Apricot Cranberry Scones
Colorful bits of apricots, sweetened dried cranberries and chopped pecans in a flaky buttery scone makes any breakfast, tea or brunch, special.
- 2 cups all purpose flour
- ⅓ cup sugar
- 2 teaspoons baking powder
- ½ teaspoon salt
- 1/3 cup Challenge Unsalted Butter
- ½ cup buttermilk
- 1 large egg
- ¼ cup dried sweetened cranberries
- ¼ cup chopped dried apricots (or ½ cup chopped fresh apricots)
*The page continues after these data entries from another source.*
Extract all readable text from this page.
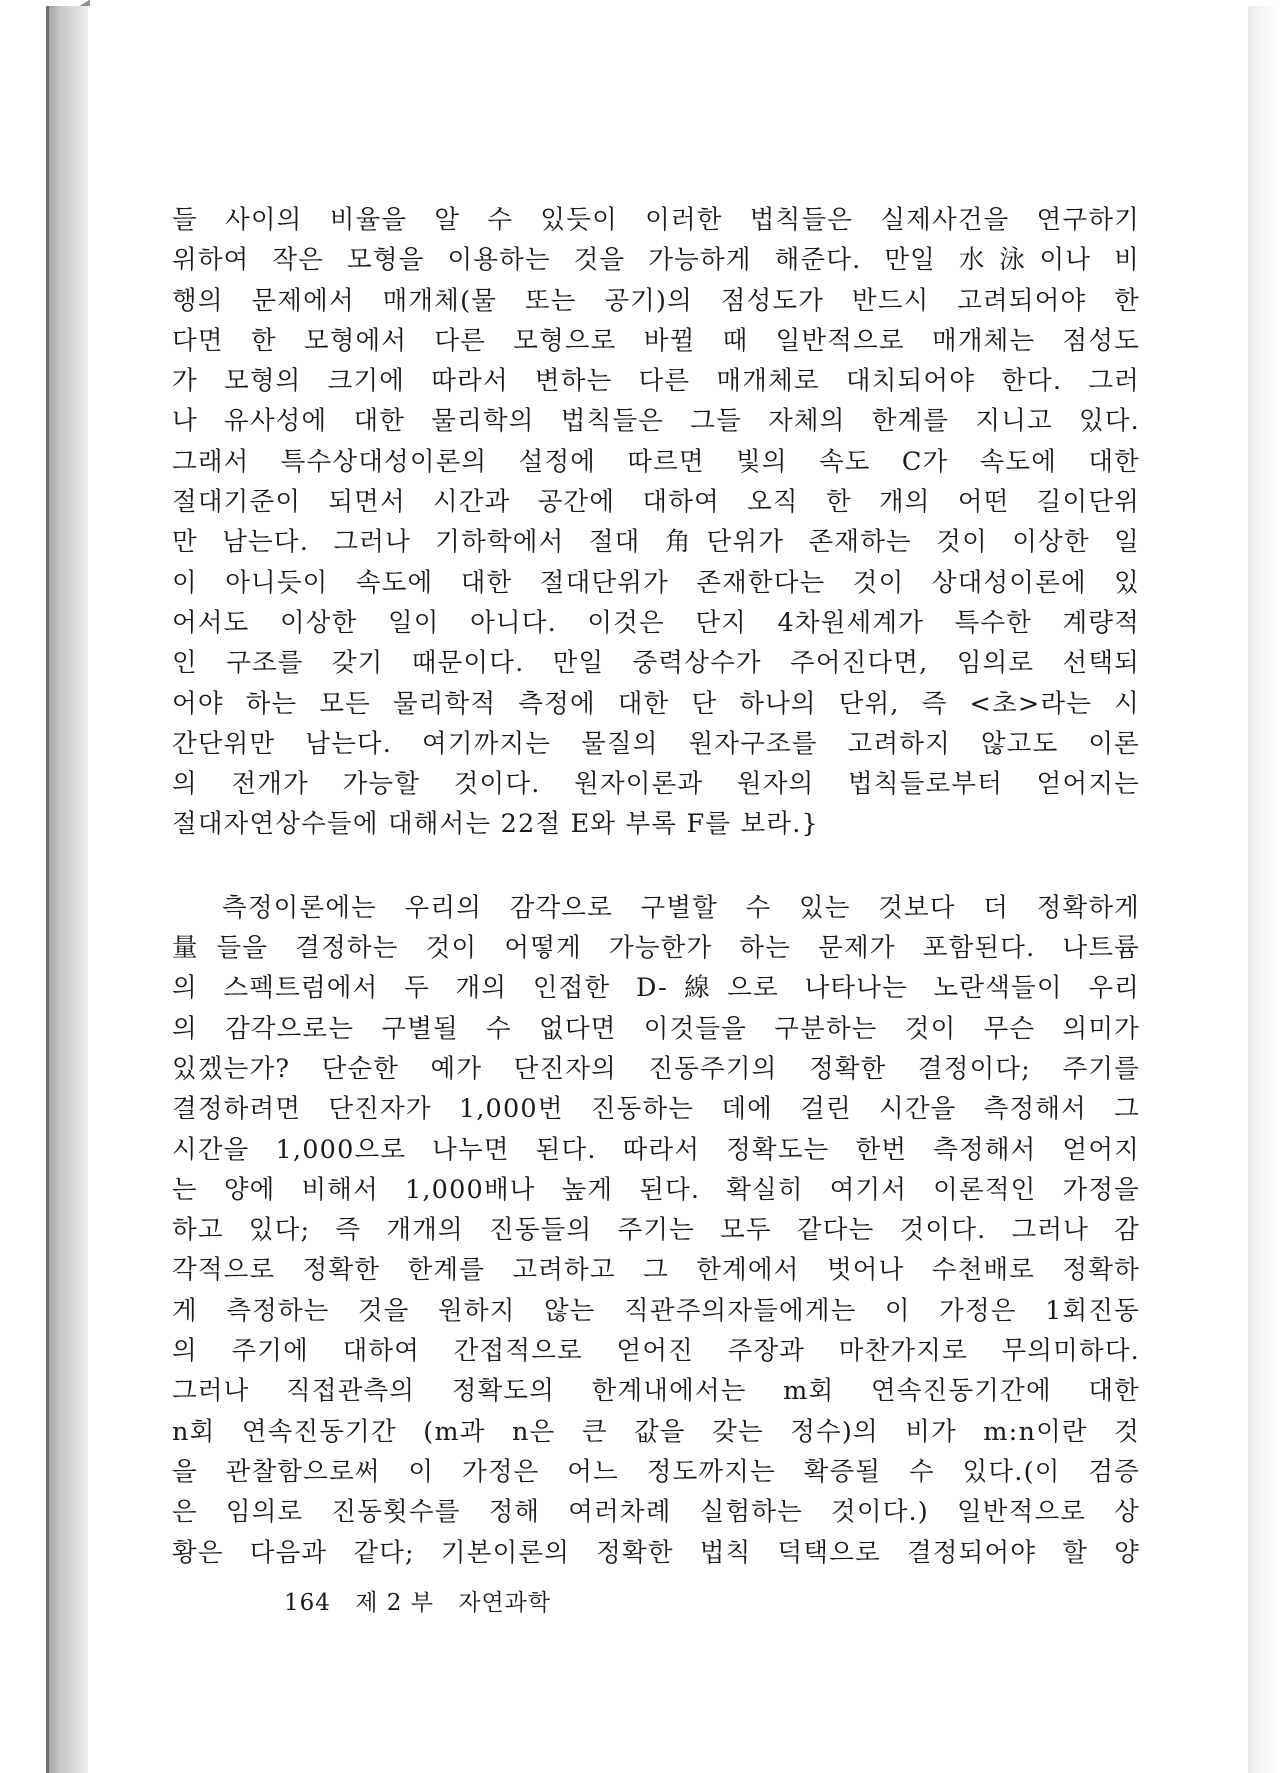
들 사이의 비율을 알 수 있듯이 이러한 법칙들은 실제사건을 연구하기
위하여 작은 모형을 이용하는 것을 가능하게 해준다. 만일 水泳이나 비
행의 문제에서 매개체(물 또는 공기)의 점성도가 반드시 고려되어야 한
다면 한 모형에서 다른 모형으로 바뀔 때 일반적으로 매개체는 점성도
가 모형의 크기에 따라서 변하는 다른 매개체로 대치되어야 한다. 그러
나 유사성에 대한 물리학의 법칙들은 그들 자체의 한계를 지니고 있다.
그래서 특수상대성이론의 설정에 따르면 빛의 속도 C가 속도에 대한
절대기준이 되면서 시간과 공간에 대하여 오직 한 개의 어떤 길이단위
만 남는다. 그러나 기하학에서 절대 角단위가 존재하는 것이 이상한 일
이 아니듯이 속도에 대한 절대단위가 존재한다는 것이 상대성이론에 있
어서도 이상한 일이 아니다. 이것은 단지 4차원세계가 특수한 계량적
인 구조를 갖기 때문이다. 만일 중력상수가 주어진다면, 임의로 선택되
어야 하는 모든 물리학적 측정에 대한 단 하나의 단위, 즉 <초>라는 시
간단위만 남는다. 여기까지는 물질의 원자구조를 고려하지 않고도 이론
의 전개가 가능할 것이다. 원자이론과 원자의 법칙들로부터 얻어지는
절대자연상수들에 대해서는 22절 E와 부록 F를 보라.}
측정이론에는 우리의 감각으로 구별할 수 있는 것보다 더 정확하게
量들을 결정하는 것이 어떻게 가능한가 하는 문제가 포함된다. 나트륨
의 스펙트럼에서 두 개의 인접한 D-線으로 나타나는 노란색들이 우리
의 감각으로는 구별될 수 없다면 이것들을 구분하는 것이 무슨 의미가
있겠는가? 단순한 예가 단진자의 진동주기의 정확한 결정이다; 주기를
결정하려면 단진자가 1,000번 진동하는 데에 걸린 시간을 측정해서 그
시간을 1,000으로 나누면 된다. 따라서 정확도는 한번 측정해서 얻어지
는 양에 비해서 1,000배나 높게 된다. 확실히 여기서 이론적인 가정을
하고 있다; 즉 개개의 진동들의 주기는 모두 같다는 것이다. 그러나 감
각적으로 정확한 한계를 고려하고 그 한계에서 벗어나 수천배로 정확하
게 측정하는 것을 원하지 않는 직관주의자들에게는 이 가정은 1회진동
의 주기에 대하여 간접적으로 얻어진 주장과 마찬가지로 무의미하다.
그러나 직접관측의 정확도의 한계내에서는 m회 연속진동기간에 대한
n회 연속진동기간 (m과 n은 큰 값을 갖는 정수)의 비가 m:n이란 것
을 관찰함으로써 이 가정은 어느 정도까지는 확증될 수 있다.(이 검증
은 임의로 진동횟수를 정해 여러차례 실험하는 것이다.) 일반적으로 상
황은 다음과 같다; 기본이론의 정확한 법칙 덕택으로 결정되어야 할 양
164 제 2 부 자연과학
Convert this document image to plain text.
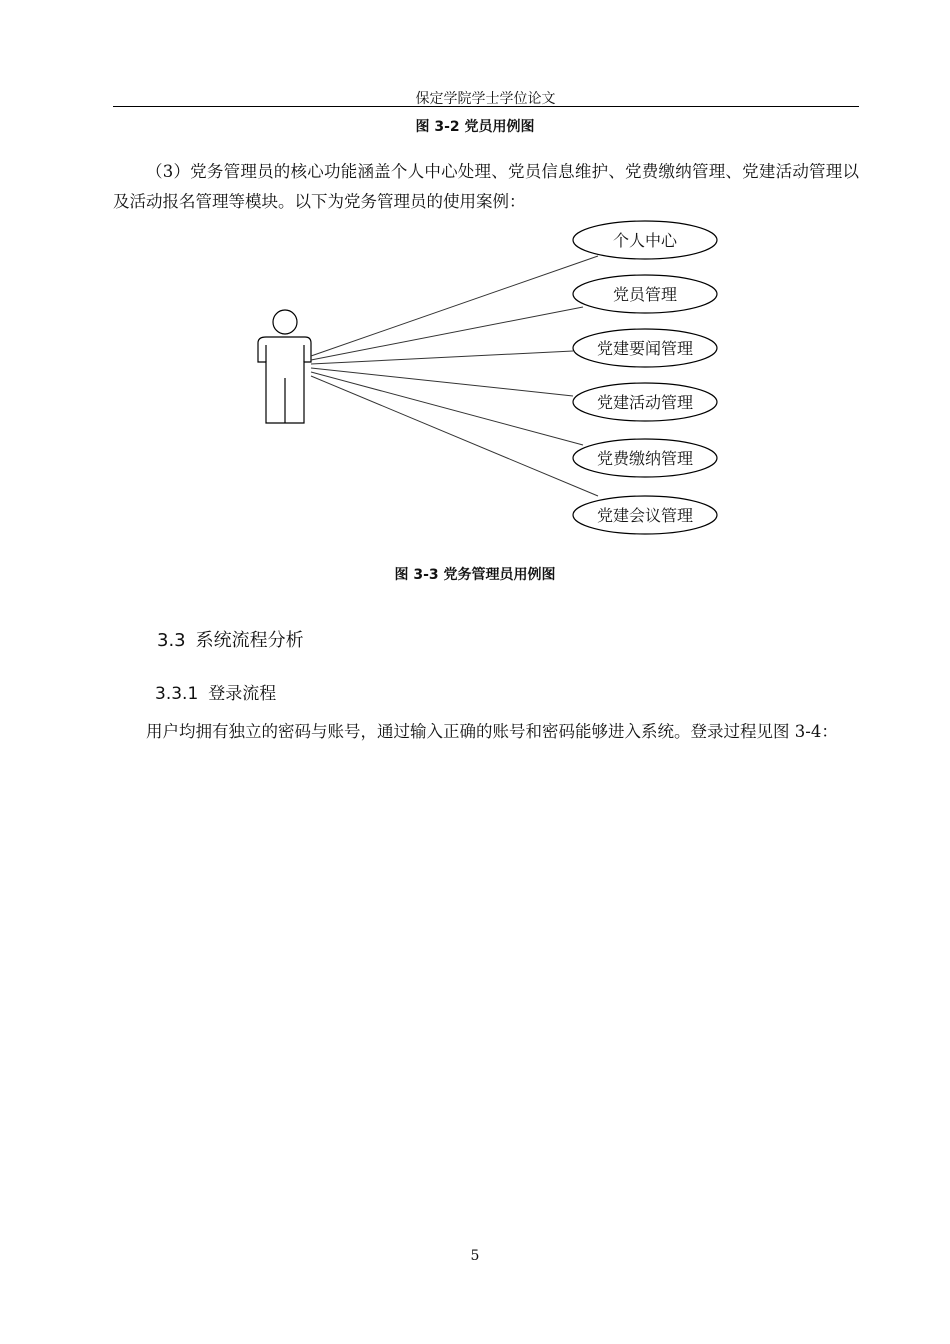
保定学院学士学位论文
图 3-2 党员用例图

（3）党务管理员的核心功能涵盖个人中心处理、党员信息维护、党费缴纳管理、党建活动管理以及活动报名管理等模块。以下为党务管理员的使用案例：

个人中心
党员管理
党建要闻管理
党建活动管理
党费缴纳管理
党建会议管理
图 3-3 党务管理员用例图
3.3 系统流程分析
3.3.1 登录流程

用户均拥有独立的密码与账号，通过输入正确的账号和密码能够进入系统。登录过程见图 3-4：

5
- ¼ cup chopped pecans (optional)
- 1 Tablespoon buttermilk
Preheat oven to 425°F.
Combine flour, sugar, baking powder and salt. Cut in butter with pastry blender or 2 knives until mixture resembles coarse meal. Whisk egg with buttermilk.
Whisk egg with buttermilk. Create a well in dry ingredients and add egg mixture, stir just until moistened. Stir in cranberries, apricots and nuts.
Turn dough onto floured surface and shape into 8-inch circle, approximately ¾-inch thick. Cut into eight wedges and place on a nonstick or buttered baking sheet. Brush with buttermilk. Bake 15-18 minutes or until golden brown. Serve warm.